C’est là l’un des bâts blessants : les artistes, a fortiori ceux issus des communautés africaines ou caraïbéennes, doivent se débrouiller tout seuls. C’était écrit en filigrane dans le bas du contrat ! Il a fallu que le gouvernement adopte des politiques générales en matière d’intégration de ses immigrants pour que les ministères concernés s’intéressent enfin à la culture de ces mêmes immigrants. C’était il y a six ans. Il a fallu que des individus, des institutions privées se battent pendant des années, pour que l’élite affiche une certaine compassion à l’endroit des cultures ethniques locales.
Lente émergence
Difficile dans ces conditions de voir émerger du bassin des artisans qui exprimeraient, épanouis, leur dualité culturelle. Les musiciens, dont la discipline est pourtant plus facile d’accès, doivent devenir homme orchestre pour parvenir à se faire connaître. Les peintres s’escriment à flatter les galeries qui, un jour, peut-être, leur ouvriront les portes. Les comédiens se rabattent sur les métiers des communications s’ils veulent payer leur loyer. Et pourtant, malgré ces constats amers, les diffuseurs de spectacles aux distributions multiethniques se multiplient, des airs de wolof s’entendent sur les ondes de Radio Canada, Louise Forestier, interprète culte, se fait porte parole du plus vieux festival de musique africaine.
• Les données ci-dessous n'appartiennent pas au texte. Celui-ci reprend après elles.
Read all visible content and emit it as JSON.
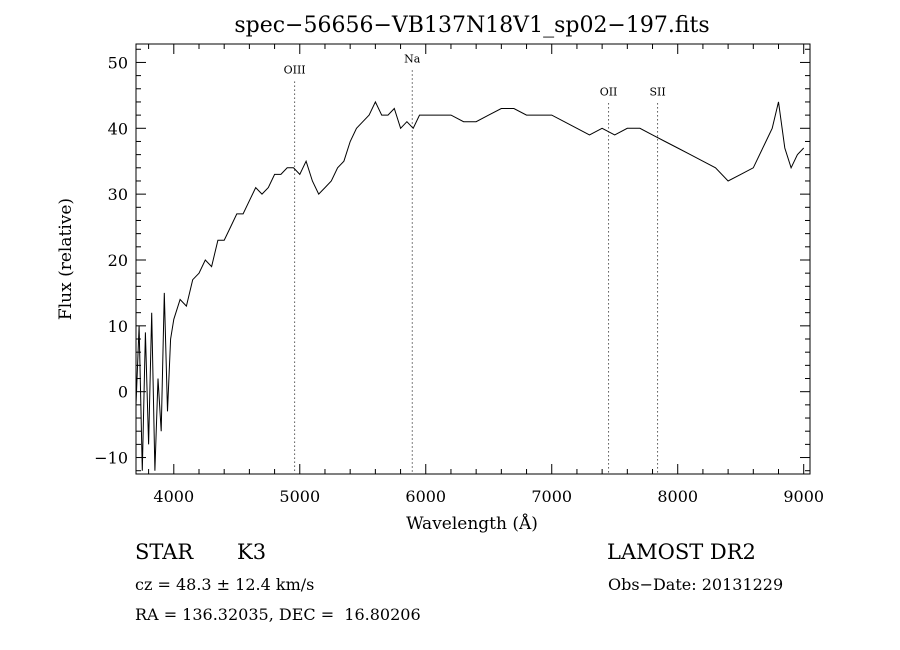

Les clichés éculés s’étiolent. Si les Africains ne sont plus les seuls à jouer du tambour, ils doivent pouvoir maintenant intervenir aux différentes étapes administratives et stratégiques qui servent leur pairs, strates jusqu’alors réservés aux seuls Québécois de souche. Les artistes venus du Sud entendent jouer avec les règles du jeu du Nord… et se démarquer. Petit à petit, ils acquièrent la crédibilité qui leur était jusqu’à ce jour refusée. Au même moment, les spectateurs ne sont plus simplement avides d’exotisme, ils ne se formalisent plus des seules différences. Ils recherchent une tonalité, un esprit qui leur ressemble, dans lesquels ils se retrouvent. Étrangement, les plus lents à suivre cette tendance sont les représentants du merveilleux monde des communications qui, submergés qu’ils sont des produits hollywoodiens au sens large, ne prennent pas le temps de sentir le vent tourner.
Quelque soit l’évolution des cultures québécoises de souche ou d’adoption, il est clair que leur métissage devient essentiel aussi pour la survie d’une francophonie mythique qui, si nous y travaillons, pourrait devenir autre que diplomatique. Dans ce cadre, le Québec en général (et Montréal en particulier) se place en alternative harmonieuse pour pallier une France honteuse de son passé et à un Oncle Sam générateur de culture populaire prémâchée.